On Thursday 18. July 2019 09.54.59 Michael Kesper wrote:
On 17.07.19 13:30, Paul Boddie wrote:
And obviously, with everybody loading up the "modern" Web with superfluous gadgetry, Firefox will gladly saturate the CPU, I/O channels and take lots of RAM. Unfortunately, more lightweight browsers like NetSurf [3] are likely to struggle with today's mainstream sites infused with surveillance capitalism, reaching out to dozens of other sites serving their own JavaScript payloads on every page load.
I run some old machines too with xfce, will try MATE too. :)
In the warmer weather, I switched to using the CI20 as my main working machine and can share a few more experiences.
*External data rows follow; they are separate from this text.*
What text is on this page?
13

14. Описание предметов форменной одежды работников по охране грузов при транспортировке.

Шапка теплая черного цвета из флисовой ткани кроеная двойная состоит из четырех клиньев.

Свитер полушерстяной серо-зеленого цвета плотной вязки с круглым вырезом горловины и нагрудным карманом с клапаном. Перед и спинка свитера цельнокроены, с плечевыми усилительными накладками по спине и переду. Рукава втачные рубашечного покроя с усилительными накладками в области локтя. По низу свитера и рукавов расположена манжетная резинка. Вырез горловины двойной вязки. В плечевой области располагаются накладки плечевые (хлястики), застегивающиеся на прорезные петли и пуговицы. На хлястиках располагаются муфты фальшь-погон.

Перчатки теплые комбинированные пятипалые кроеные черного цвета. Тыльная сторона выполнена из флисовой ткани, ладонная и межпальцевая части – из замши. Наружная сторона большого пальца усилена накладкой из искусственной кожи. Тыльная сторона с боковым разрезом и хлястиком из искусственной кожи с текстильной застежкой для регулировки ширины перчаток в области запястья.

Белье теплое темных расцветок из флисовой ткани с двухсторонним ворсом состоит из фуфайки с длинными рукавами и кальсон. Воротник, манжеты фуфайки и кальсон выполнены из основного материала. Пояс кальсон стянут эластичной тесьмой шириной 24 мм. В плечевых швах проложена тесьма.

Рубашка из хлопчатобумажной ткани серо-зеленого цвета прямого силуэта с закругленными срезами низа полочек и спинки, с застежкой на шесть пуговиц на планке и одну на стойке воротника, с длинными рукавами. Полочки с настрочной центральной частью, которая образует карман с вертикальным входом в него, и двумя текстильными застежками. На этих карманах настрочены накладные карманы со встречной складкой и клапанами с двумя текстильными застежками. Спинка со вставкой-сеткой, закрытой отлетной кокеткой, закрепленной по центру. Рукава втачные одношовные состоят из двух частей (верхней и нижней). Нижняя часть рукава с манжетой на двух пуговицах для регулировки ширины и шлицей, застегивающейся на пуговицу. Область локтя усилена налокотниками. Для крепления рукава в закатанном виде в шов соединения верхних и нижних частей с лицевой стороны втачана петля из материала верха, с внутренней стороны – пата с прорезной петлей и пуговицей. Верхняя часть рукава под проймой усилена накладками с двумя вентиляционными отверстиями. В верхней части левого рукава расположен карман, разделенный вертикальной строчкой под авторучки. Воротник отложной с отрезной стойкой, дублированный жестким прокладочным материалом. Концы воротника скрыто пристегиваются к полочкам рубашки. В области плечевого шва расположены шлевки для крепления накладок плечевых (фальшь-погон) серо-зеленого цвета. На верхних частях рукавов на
In summary, I can say that silent computing, without a fan making a noise like a turboprop aircraft on the runway and without the constant stream of hot air through the rear of the machine, is probably something I will be doing more of.
Also - maybe most importantly - it saves energy and will be generally better for the environment: a MIPS-based SoC is always going to need less power than a Pentium 4 from possibly Intel's most wasteful generation of CPUs. Sadly, "more is better" continues to be the dominant theme of the technology industry: power consumption benefits (due to more efficient circuitry) are typically overturned by vastly increased consumption.
Anyway, while there are some things that MATE, being a continuation of GNOME 2, doesn't do well - a lack of keyboard shortcuts for switching virtual desktops, for instance - the environment seems decent enough for my purposes. The terminal can show colours that I like, mostly performs as well as Konsole (on KDE), and only lacks the Shift-Up/Down shortcuts for line-by-line scrolling.
On machines like the CI20 where the proprietary GPU is disabled, you need to have software rendering/compositing/whatever enabled. MATE supports this, but other environments may not (or not obviously). Scrolling and navigation in the terminal can be slower (although I also experienced this after a Debian upgrade on my Intel machine), but vi/vim permit convenient jumping around by multiples of lines, so it isn't a huge problem.
While normal sites are usable when uBlock Origin takes care of filtering out most crap, more "active" sites (heavy use of JS/CSS) become really sluggy, though and turn otherwise silent machines into noisy monsters because their fans will run at full throttle.
So, my solution to this is to open the network monitoring development tool in Firefox, load a page with a lot of surveillance scripts, save the log as a "HAR" format file, and then I have a script which dumps the hosts from the log. With that output, after editing to preserve the sites providing genuine content, I have another script which assigns the hosts with unrouteable IP addresses, and this then gets deployed in /etc/hosts.
It is remarkable how much difference this makes and how many script/image/tracking hosts are involved in serving even those sites that have something to say about the ethics of surveillance. I guess it is easy to criticise a habit but harder to actually break it. Again, leadership from organisations like the FSFE on such matters is rather lacking, but that is another topic.